2. Create an extractor using extractor = suggestextractor(schema, settings)
3. Conver JSONs to Mill friendly structures using extractbatch(extractor, samples) = reduce(catobs, map(s-> extractor(s), samples))
A simplest example would looks as follows: Let's start by importing libraries and defining some JSONs.
using JsonGrinder, Flux, Mill, JSON
j1 = JSON.parse("""{"a": 1, "b": "hello works", "c":{ "a":1 ,"b": "hello world"}}""")
j2 = JSON.parse("""{"a": 2, "b": "hello world", "c":{ "a":2 ,"b": "hello"}}""")
Let's estimate a schema from those two documents
julia> sch = schema([j1,j2])
: [Dict]
├── a: [Scalar - Int64], 2 unique values, updated = 2
├── b: [Scalar - String], 2 unique values, updated = 2
└── c: [Dict]
├── a: [Scalar - Int64], 2 unique values, updated = 2
└── b: [Scalar - String], 2 unique values, updated = 2
Let's create a default extractor
julia> extractor = suggestextractor(sch)
: struct
├─── a: Int64
├─── b: String
└─── c: struct
├─── a: Int64
└─── b: String
Now we can convert the data to data either by
ds = map(s-> extractor(s), [j1,j2])
dss = reduce(catobs, ds)
or for convenience joined into a single command
julia> ds = extractbatch(extractor, [j1, j2])
ProductNode
├── scalars: ArrayNode(1, 2)
├── c: ProductNode
│ ├── scalars: ArrayNode(1, 2)
│ └── b: ArrayNode(2053, 2)
└── b: ArrayNode(2053, 2)
Now, we use a convenient function reflectinmodel
which creates a model that can process our dataset
julia> m = reflectinmodel(ds, d -> Chain(Dense(d,10, relu), Dense(10,4)))
ProductModel (
├── scalars: ArrayModel(Chain(Dense(1, 10, relu), Dense(10, 4)))
├── c: ProductModel (
│ ├── scalars: ArrayModel(Chain(Dense(1, 10, relu), Dense(10, 4)))
│ └── b: ArrayModel(Chain(Dense(2053, 10, relu), Dense(10, 4)))
│ ) ↦ ArrayModel(Chain(Dense(8, 10, relu), Dense(10, 4)))
└── b: ArrayModel(Chain(Dense(2053, 10, relu), Dense(10, 4)))
) ↦ ArrayModel(Chain(Dense(12, 10, relu), Dense(10, 4)))

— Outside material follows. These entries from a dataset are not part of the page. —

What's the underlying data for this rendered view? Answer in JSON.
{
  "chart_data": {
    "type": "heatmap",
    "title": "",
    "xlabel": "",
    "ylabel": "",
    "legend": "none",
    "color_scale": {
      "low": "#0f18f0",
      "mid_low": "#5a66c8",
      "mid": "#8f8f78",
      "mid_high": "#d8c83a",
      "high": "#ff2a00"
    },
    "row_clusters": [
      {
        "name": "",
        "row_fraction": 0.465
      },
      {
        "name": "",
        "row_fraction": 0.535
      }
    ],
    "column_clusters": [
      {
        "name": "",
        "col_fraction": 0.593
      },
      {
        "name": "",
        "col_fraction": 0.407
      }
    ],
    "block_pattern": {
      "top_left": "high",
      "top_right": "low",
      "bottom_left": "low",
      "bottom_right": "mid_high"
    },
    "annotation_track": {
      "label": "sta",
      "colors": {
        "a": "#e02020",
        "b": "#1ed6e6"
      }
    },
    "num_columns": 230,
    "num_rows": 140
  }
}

and finally, we can do all the usual stuff with it
julia> m(ds).data
4×2 Array{Float32,2}:
0.102617 0.116041
0.0478762 0.133312
0.0357873 -0.0108712
-0.0197168 -0.0255238
- Customization of extractors:
While extractors of Dictionaries and Lists are straighforward, as the first one is converted to Mill.ProductNode
and the latter to Mill.BagNode
. The extractor of scalars can benefit from customization. This can be to some extent automatized by defining its own conversion rules in a list of [(criterion, extractor),...] where criterion is a function accepting JsonEntry
and outputing true
and false
and extractor is a function of JsonEntry
again returning a function extracting given entry. This list is passed to suggestextractor(schema, (scalar_extractors = [(criterion, extractor),...]))
For example a default list of extractors is
function default_scalar_extractor()
[(e -> (length(keys(e.counts)) / e.updated < 0.1 && length(keys(e.counts)) <= 10000),
e -> ExtractCategorical(collect(keys(e.counts)))),
(e -> true,
e -> extractscalar(promote_type(unique(typeof.(keys(e.counts)))...))),]
end
where the first entry checks sparsity e -> (length(keys(e.counts)) / e.updated < 0.1 && length(keys(e.counts)) <= 10000)
and if it is sufficiently sparse, it will suggest Categorical (one-hot) extractor. The second is a catch-all case, which extracts a scalar value, such as Float32.